# Used Car Marketplace Dummy Data Insertion

![image.png](attachment:image.png)

# Import Libs

In [216]:
# Import Library yang akan digunakan
from faker import Faker
from tabulate import tabulate
import random
import pandas as pd
from datetime import datetime, timedelta
import csv
import random
import hashlib

In [47]:
# Definisikan bahwa data yang digunakan menggunakan format Indonesia
FAKER = Faker('id_ID')

## Membuat dummy data

### Dummy data yang dibuat adalah tabel-tabel berikut:

- user
- brand
- model
- body_type
- car_product
- advertisement
- bid


## Create function for processing csv

In [48]:
def show_data(table):
    """
    Fungsi untuk menampilkan data

    arg:
        - table (dict) : data dictionary yang ingin ditampilkan

    return:
        None
    """

    tab = tabulate(tabular_data = table,
                   headers = table.keys(),
                   tablefmt = "psql",
                   numalign = "center")
    print(tab)

In [49]:
def csv_to_dict(filename):
    """
    Fungsi untuk ekstrak file csv menjadi list of dictionary

    arg:
        - filename (str) : nama file csv yang akan dibuka
    return:
        - data  (list) :  list of dictionary
    """

    # buka file csv
    with open(f'{filename}', mode='r', encoding='utf-8-sig') as file:
        csv_reader = csv.DictReader(file)

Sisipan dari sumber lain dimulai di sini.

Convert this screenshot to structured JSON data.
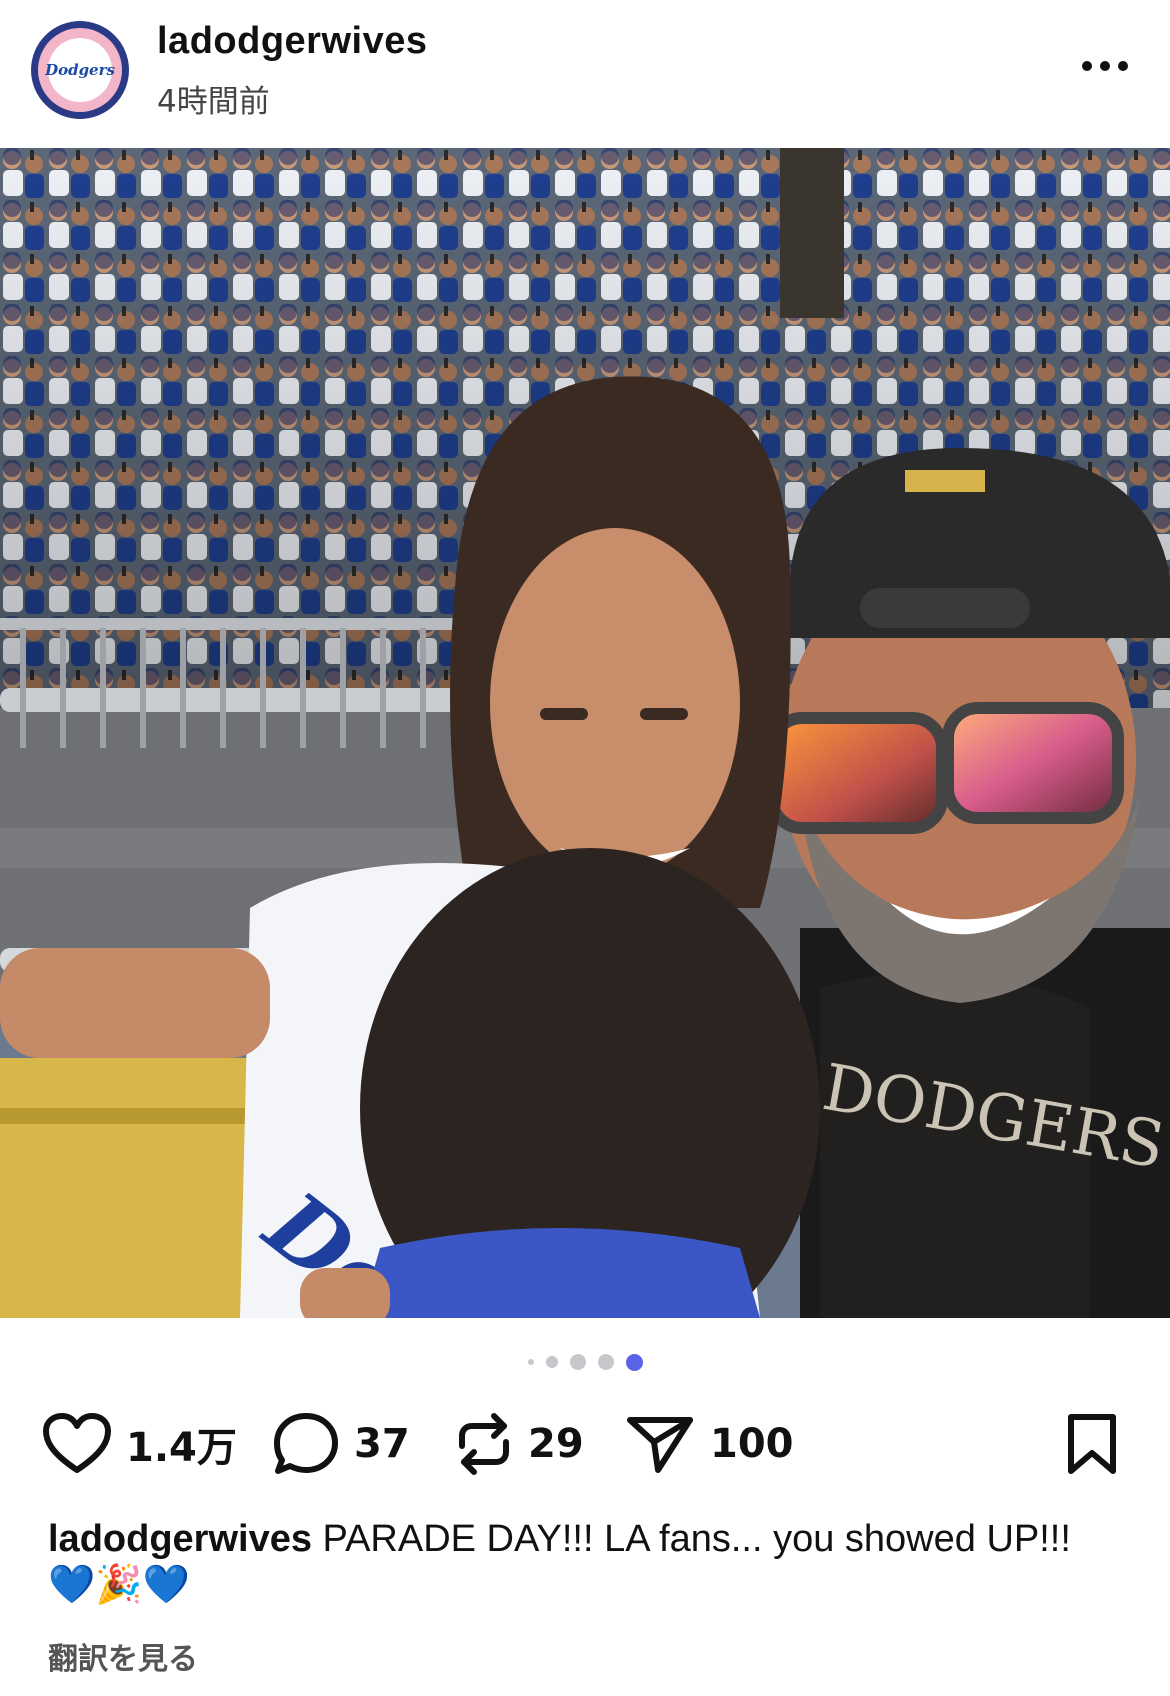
{
  "post": {
    "username": "ladodgerwives",
    "timestamp": "4時間前",
    "avatar_icon": "dodgers-wives-logo-icon",
    "avatar_text": "Dodgers"
  },
  "carousel": {
    "total": 5,
    "active_index": 4,
    "active_color": "#5b63e8",
    "inactive_color": "#c6c8cc"
  },
  "actions": {
    "likes": "1.4万",
    "comments": "37",
    "reposts": "29",
    "shares": "100"
  },
  "caption": {
    "username": "ladodgerwives",
    "text": "PARADE DAY!!! LA fans... you showed UP!!! 💙🎉💙"
  },
  "translate_label": "翻訳を見る"
}
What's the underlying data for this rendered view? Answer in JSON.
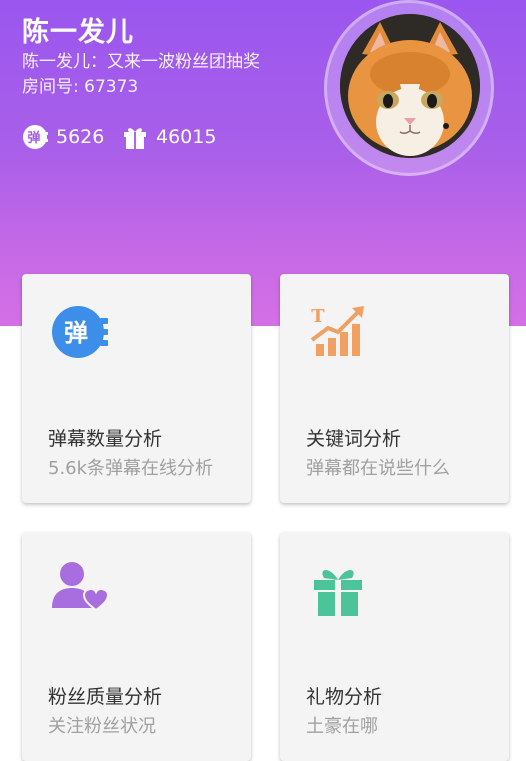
{
  "header": {
    "streamer_name": "陈一发儿",
    "room_title": "陈一发儿：又来一波粉丝团抽奖",
    "room_number": "房间号: 67373",
    "danmu_count": "5626",
    "gift_count": "46015",
    "danmu_badge_char": "弹"
  },
  "cards": [
    {
      "title": "弹幕数量分析",
      "subtitle": "5.6k条弹幕在线分析",
      "icon": "danmu-icon",
      "color": "#3d8ee8",
      "badge_char": "弹"
    },
    {
      "title": "关键词分析",
      "subtitle": "弹幕都在说些什么",
      "icon": "keyword-chart-icon",
      "color": "#f0a060",
      "badge_char": "T"
    },
    {
      "title": "粉丝质量分析",
      "subtitle": "关注粉丝状况",
      "icon": "user-heart-icon",
      "color": "#a86ee0"
    },
    {
      "title": "礼物分析",
      "subtitle": "土豪在哪",
      "icon": "gift-icon",
      "color": "#4cc499"
    }
  ]
}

        # simpan dalam bentuk list of dictionary
        data = {}
        for row in csv_reader:
            for key, value in row.items():
                # setdefault() untuk menambahkan key ke result_dict
                # value dari key diisi dengan empty list dulu
                # empty list diisi dengan method append per baris data
                data.setdefault(key, []).append(value)

    return data

### Dummy data tabel user

![image.png](attachment:image.png)

In [50]:
# Ekstrak file city.csv menjadi list of dictionary
city_table = csv_to_dict('../../dummy-data/city.csv')

In [52]:
show_data(city_table)

+-----------+----------------------+------------+-------------+
|  city_id  | city_name            |  latitude  |  longitude  |
|-----------+----------------------+------------+-------------|
|   3171    | Kota Jakarta Pusat   |  -6.18649  |   106.834   |
|   3172    | Kota Jakarta Utara   |  -6.12143  |   106.774   |
|   3173    | Kota Jakarta Barat   |  -6.1352   |   106.813   |
|   3174    | Kota Jakarta Selatan |  -6.30064  |   106.814   |
|   3175    | Kota Jakarta Timur   |  -6.26445  |   106.896   |
|   3573    | Kota Malang          |  -7.98189  |   112.627   |
|   3578    | Kota Surabaya        |  -7.28917  |   112.734   |
|   3471    | Kota Yogyakarta      |  -7.79722  |   110.369   |
|   3273    | Kota Bandung         |  -6.91474  |   107.61    |
|   1371    | Kota Padang          |   -0.95    |   100.353   |
|   1375    | Kota Bukittinggi     | -0.305556  |   100.369   |
|   6471    | Kota Balikpapan      |  -1.26354  |   116.828   |
|   6472    | Kota Samarinda       | -0.

In [57]:
def generate_name(n_name):
    """
    Fungsi untuk membuat nama dummy

    arg:
        - n_name (int) : jumlah data

    return:
        names (list) : list nama yang sudah dibuat
    """

    names = list()

    while len(names) < n_name:

        first_name = FAKER.first_name()
        last_name = FAKER.last_name()

        full_name = (f'{first_name} {last_name}')
        if full_name not in names:
            names.append(full_name)

    return names

In [217]:
def generate_dummy_user(n_data: int, city_table, is_print):
    """
    Create dummy data for user table
        arg:
        - n_data (int)  : Jumlah data
        - city_table (list)  : list of dictionary data 
        - is_print  (bool) : Jika True akan menampilkan hasil data

    return:
        - table  (list) : 
    """
    table = {}
    table['user_id'] = [i+1 for i in range(n_data)]
    table['city_id'] = [random.choice(city_table['city_id']) for i in range(n_data)]
    names = generate_name(100)
    table['first_name'] = [i.split(' ')[0] for i in names] 
    table['last_name'] = [i.split(' ')[1] for i in names] 
    table['last_name'] = [FAKER.last_name() for i in range(n_data)]
    table['phone'] = [FAKER.phone_number() for i in range(n_data)]
    table['email'] = [f"{name.lower().replace(' ', '')}@{FAKER.free_email_domain()}" \
                      for name in names]
    table['password'] = [hashlib.sha256(FAKER.password().encode()).hexdigest() for i in range(n_data)]
    
    if is_print:
        show_data(table)

    return table
        

In [218]:
user_table = generate_dummy_user(n_data = 100,
                                city_table = city_table,
                                is_print=True)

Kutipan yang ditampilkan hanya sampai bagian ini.